Title

The physiological, musculoskeletal and psychological effects of stand up paddle boarding

Document Type

Article

Publication details

Schram, B, Hing, W & Climstein, M 2016, 'The physiological, musculoskeletal and psychological effects of stand up paddle boarding', BMC Sports Science, Medicine and Rehabilitation, vol. 10, no. 8.

Published version available from

Article available on Open Access

Peer Reviewed

Peer-Reviewed

Abstract

Background: Stand up paddle boarding (SUP) is a rapidly growing sport and recreational activity where anecdotal evidence exists for its proposed health, fitness and injury rehabilitation benefits. While limited scientific evidence exists to substantiate these claims, our current research has shown that a high level of fitness, strength and balance exists amongst participants of this activity.

Purpose: The purpose of this study was to conduct a training intervention on a group of previously untrained individuals to ascertain the physiological, musculoskeletal and psychological training effects of SUP.

Methods: Participants acted as their own controls with a 6 week control period between first measurements and follow up measurements prior to the training intervention. A total of 13 SUP participants completed the training study (9 males, 4 females) which was comprised of 3 one hour sessions per week for 6 weeks.

Results: Significant improvements (p < 0.05) were made in aerobic (+23.57%) and anaerobic fitness (+41.98%), multidirectional core strength tests (prone bridge +19.78%, right side bridge +26.19%, left side bridge +28.31%, Biering Sorensen +21.33%) and self-rated satisfaction with participants own health (+28.05%), domains of physical health (+18.99%) and psychological heath (17.49%). No significant differences were found in blood profiling, body composition or static and dynamic balance over the duration of the 6 weeks.
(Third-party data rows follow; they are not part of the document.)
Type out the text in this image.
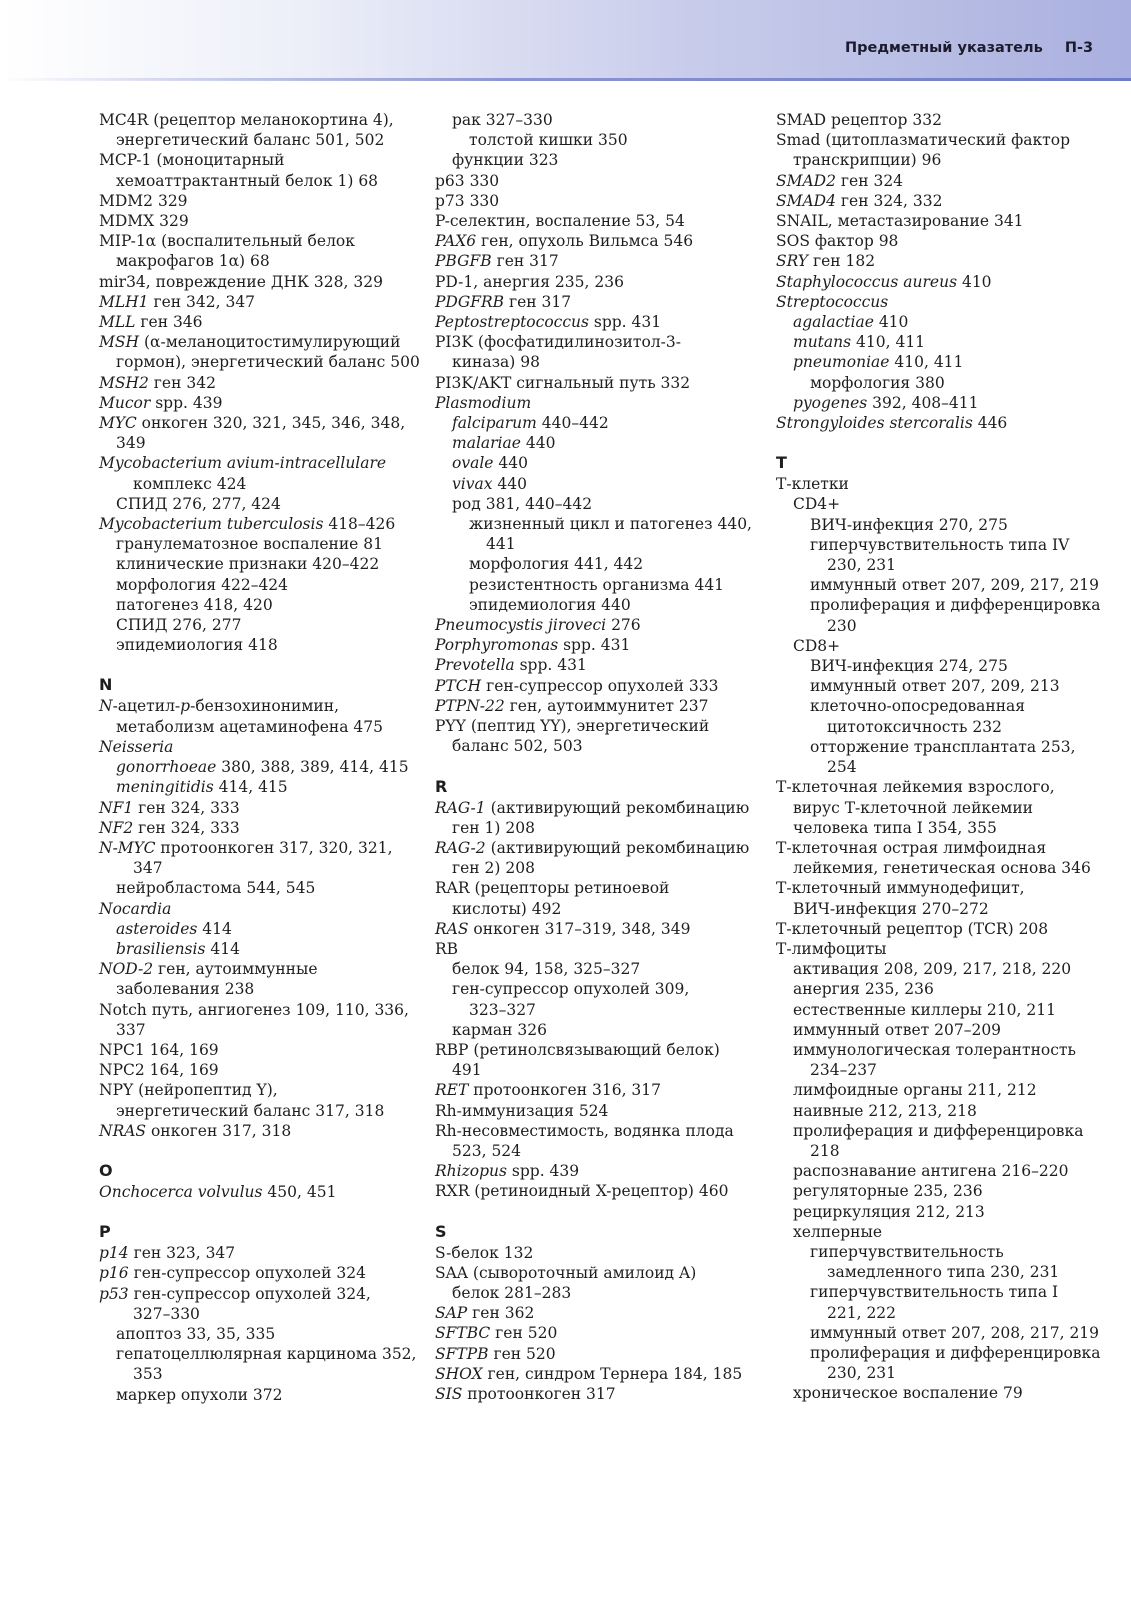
Предметный указатель П-3

MC4R (рецептор меланокортина 4),
энергетический баланс 501, 502
MCP-1 (моноцитарный
хемоаттрактантный белок 1) 68
MDM2 329
MDMX 329
MIP-1α (воспалительный белок
макрофагов 1α) 68
mir34, повреждение ДНК 328, 329
MLH1 ген 342, 347
MLL ген 346
MSH (α-меланоцитостимулирующий
гормон), энергетический баланс 500
MSH2 ген 342
Mucor spp. 439
MYC онкоген 320, 321, 345, 346, 348,
349
Mycobacterium avium-intracellulare
комплекс 424
СПИД 276, 277, 424
Mycobacterium tuberculosis 418–426
гранулематозное воспаление 81
клинические признаки 420–422
морфология 422–424
патогенез 418, 420
СПИД 276, 277
эпидемиология 418
N
N-ацетил-p-бензохинонимин,
метаболизм ацетаминофена 475
Neisseria
gonorrhoeae 380, 388, 389, 414, 415
meningitidis 414, 415
NF1 ген 324, 333
NF2 ген 324, 333
N-MYC протоонкоген 317, 320, 321,
347
нейробластома 544, 545
Nocardia
asteroides 414
brasiliensis 414
NOD-2 ген, аутоиммунные
заболевания 238
Notch путь, ангиогенез 109, 110, 336,
337
NPC1 164, 169
NPC2 164, 169
NPY (нейропептид Y),
энергетический баланс 317, 318
NRAS онкоген 317, 318
O
Onchocerca volvulus 450, 451
P
p14 ген 323, 347
p16 ген-супрессор опухолей 324
p53 ген-супрессор опухолей 324,
327–330
апоптоз 33, 35, 335
гепатоцеллюлярная карцинома 352,
353
маркер опухоли 372
рак 327–330
толстой кишки 350
функции 323
p63 330
p73 330
P-селектин, воспаление 53, 54
PAX6 ген, опухоль Вильмса 546
PBGFB ген 317
PD-1, анергия 235, 236
PDGFRB ген 317
Peptostreptococcus spp. 431
PI3K (фосфатидилинозитол-3-
киназа) 98
PI3K/AKT сигнальный путь 332
Plasmodium
falciparum 440–442
malariae 440
ovale 440
vivax 440
род 381, 440–442
жизненный цикл и патогенез 440,
441
морфология 441, 442
резистентность организма 441
эпидемиология 440
Pneumocystis jiroveci 276
Porphyromonas spp. 431
Prevotella spp. 431
PTCH ген-супрессор опухолей 333
PTPN-22 ген, аутоиммунитет 237
PYY (пептид YY), энергетический
баланс 502, 503
R
RAG-1 (активирующий рекомбинацию
ген 1) 208
RAG-2 (активирующий рекомбинацию
ген 2) 208
RAR (рецепторы ретиноевой
кислоты) 492
RAS онкоген 317–319, 348, 349
RB
белок 94, 158, 325–327
ген-супрессор опухолей 309,
323–327
карман 326
RBP (ретинолсвязывающий белок)
491
RET протоонкоген 316, 317
Rh-иммунизация 524
Rh-несовместимость, водянка плода
523, 524
Rhizopus spp. 439
RXR (ретиноидный X-рецептор) 460
S
S-белок 132
SAA (сывороточный амилоид A)
белок 281–283
SAP ген 362
SFTBC ген 520
SFTPB ген 520
SHOX ген, синдром Тернера 184, 185
SIS протоонкоген 317
SMAD рецептор 332
Smad (цитоплазматический фактор
транскрипции) 96
SMAD2 ген 324
SMAD4 ген 324, 332
SNAIL, метастазирование 341
SOS фактор 98
SRY ген 182
Staphylococcus aureus 410
Streptococcus
agalactiae 410
mutans 410, 411
pneumoniae 410, 411
морфология 380
pyogenes 392, 408–411
Strongyloides stercoralis 446
T
Т-клетки
CD4+
ВИЧ-инфекция 270, 275
гиперчувствительность типа IV
230, 231
иммунный ответ 207, 209, 217, 219
пролиферация и дифференцировка
230
CD8+
ВИЧ-инфекция 274, 275
иммунный ответ 207, 209, 213
клеточно-опосредованная
цитотоксичность 232
отторжение трансплантата 253,
254
Т-клеточная лейкемия взрослого,
вирус Т-клеточной лейкемии
человека типа I 354, 355
Т-клеточная острая лимфоидная
лейкемия, генетическая основа 346
Т-клеточный иммунодефицит,
ВИЧ-инфекция 270–272
Т-клеточный рецептор (TCR) 208
Т-лимфоциты
активация 208, 209, 217, 218, 220
анергия 235, 236
естественные киллеры 210, 211
иммунный ответ 207–209
иммунологическая толерантность
234–237
лимфоидные органы 211, 212
наивные 212, 213, 218
пролиферация и дифференцировка
218
распознавание антигена 216–220
регуляторные 235, 236
рециркуляция 212, 213
хелперные
гиперчувствительность
замедленного типа 230, 231
гиперчувствительность типа I
221, 222
иммунный ответ 207, 208, 217, 219
пролиферация и дифференцировка
230, 231
хроническое воспаление 79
Conclusion(s): These results demonstrate the benefits of participation in SUP for the sedentary individual over a 6 week period. The results also provide evidence to substantiate the claims of health benefits and utilisation of SUP as a potential training and rehabilitation tool.

Implications: Stand up paddle boarding is a fun, low impact easy to learn and accessible activity/sport that offers clear health benefits.